3. Identification of the Consequences of Misrepresentations or Omissions
The Complaint plainly describes the fraud scheme and spells out the consequences thereof. (Complaint ¶ 45.) It identifies the fraudulent statements and alleges the facts which the statements misrepresented or failed to disclose. (Complaint ¶47.) The Complaint specifically pleads:
[T]he materially false and misleading ... statements ... led investors to believe that, as a result of the Perrier Agreement, Celestial would obtain a substantial market for its ready-to-drink tea in the very near future, with a resulting increase in earning and profits.
The ... unlawful acts and conduct alleged herein ... maintained] an artificially high price for Celestial’s shares____
By stressing the Perrier Agreement and its imminent prospects, defendants knew that and intended that investors would look at Celestial as an immediately viable
competitor to Snapple, in the then exploding market for ready-to-drink teas. To accomplish this illusion, the Prospectus repeatedly touted the existence of the Perrier Agreement—
(Complaint ¶¶ 21-22, 33.) Additionally, the Complaint sets out the history of the Celestial stock price, alleges the inflationary impact of the fraud, and describes the eventual decline of the Celestial stock rating and prices upon Celestial’s revelation of the problems with, and the eventual cancellation of, the Perrier Agreement. (Complaint ¶¶30-32, 59, 70-76.)
C. Statute of Limitations
This court may affirm the decision of the district court for any reason supported by the record below.
Hensel v. Chief Admin. Hearing Officer,
38 F.3d 505, 508 (10th Cir.1994). The defendants argue that the statute of limitations provides an alternative ground for dismissal.

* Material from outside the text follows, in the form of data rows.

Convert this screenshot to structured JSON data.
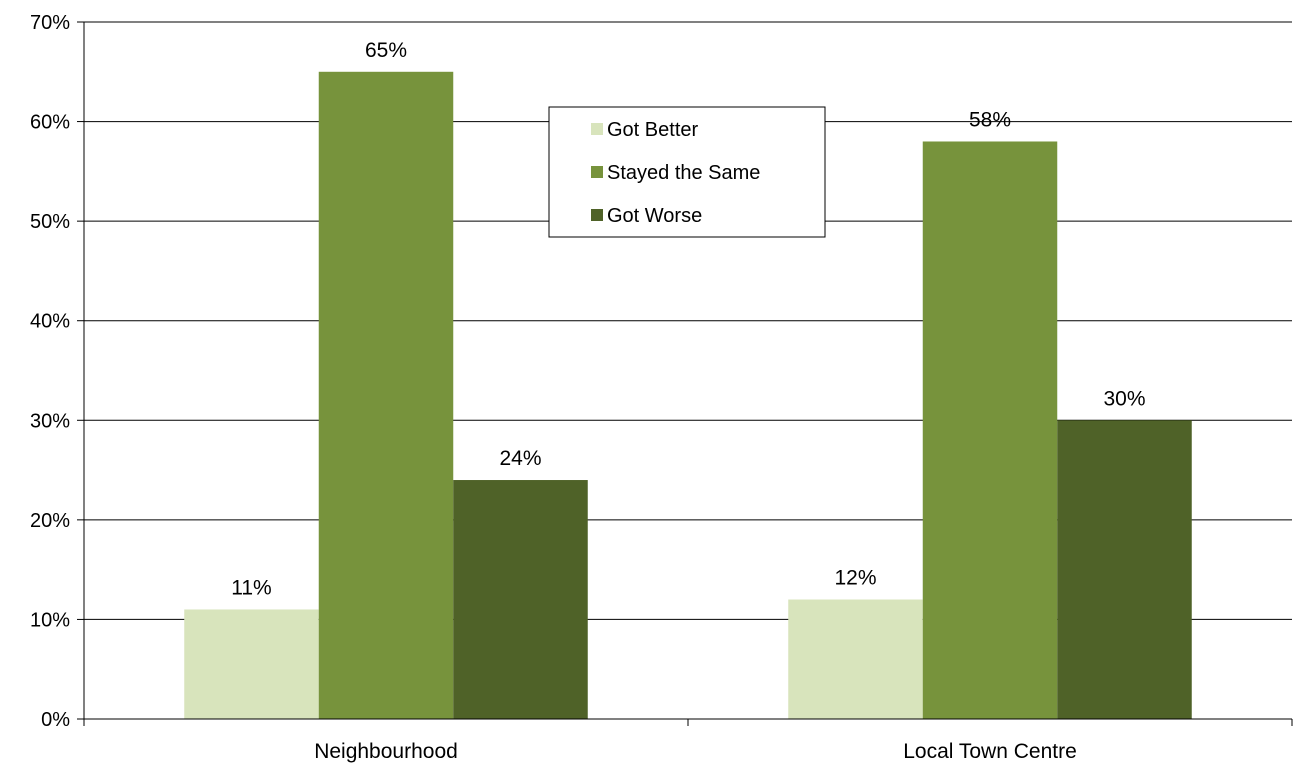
{
  "chart_data": {
    "type": "bar",
    "title": "",
    "xlabel": "",
    "ylabel": "",
    "categories": [
      "Neighbourhood",
      "Local Town Centre"
    ],
    "series": [
      {
        "name": "Got Better",
        "values": [
          11,
          12
        ],
        "labels": [
          "11%",
          "12%"
        ],
        "color": "#d8e4bc"
      },
      {
        "name": "Stayed the Same",
        "values": [
          65,
          58
        ],
        "labels": [
          "65%",
          "58%"
        ],
        "color": "#77933c"
      },
      {
        "name": "Got Worse",
        "values": [
          24,
          30
        ],
        "labels": [
          "24%",
          "30%"
        ],
        "color": "#4f6228"
      }
    ],
    "ylim": [
      0,
      70
    ],
    "yticks": [
      0,
      10,
      20,
      30,
      40,
      50,
      60,
      70
    ],
    "ytick_labels": [
      "0%",
      "10%",
      "20%",
      "30%",
      "40%",
      "50%",
      "60%",
      "70%"
    ],
    "grid": true,
    "legend_position": "top-center"
  }
}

The federal securities claims raised in this case must be filed within one year after the plaintiff has notice of the violation.
See
15 U.S.C. § 77m. This one year period begins when the violations are or should have been discovered.
Id.
Plaintiff filed this action on May 5,1995. He claims he could not reasonably have discovered the violations earlier than May 9, 1994, the date of Celestial’s Form 10-Q which first announced that Celestial and Perrier were considering terminating the Perrier Agreement. Defendants’ argument that earlier Celestial reports of limited success in 1993 and predictions of limited success in 1994 put plaintiff on “inquiry notice” is unavailing. Not until the May 9, 1994 Form 10-Q could plaintiff reasonably have discovered the violations. The filing of this action within one year of the Form 10-Q thus falls within the statute of limitations.
Defendants present two additional alternative grounds upon which to affirm: (1) that the IPO Prospectus “bespoke caution”; and (2) that twenty-one “post-Prospectus” statements are not actionable. These arguments, however, fail to address all of the statements alleged in the Complaint to violate federal securities laws. Thus, they present only grounds to affirm in part. Furthermore, although the defendants raised these issues in their Motion to Dismiss, the district court did not address them. Under these circumstances, this court declines to consider these issues on appeal.
V. CONCLUSION
This court holds (1) that the § 11 claim is not subject to Rule 9(b); (2) that the § 10(b) claim is sufficient under Rule 9(b); and (3) that the action is not barred by the statute of limitations. Furthermore, since the primary liability claims under §§ 11 and 10(b) do not fail, the rationale upon which the district court based the failure of the secondary liability claims under §§ 15 and 20 is not valid.
We therefore REVERSE the judgment of the United States District Court for the District of Colorado and REMAND the case to the district court.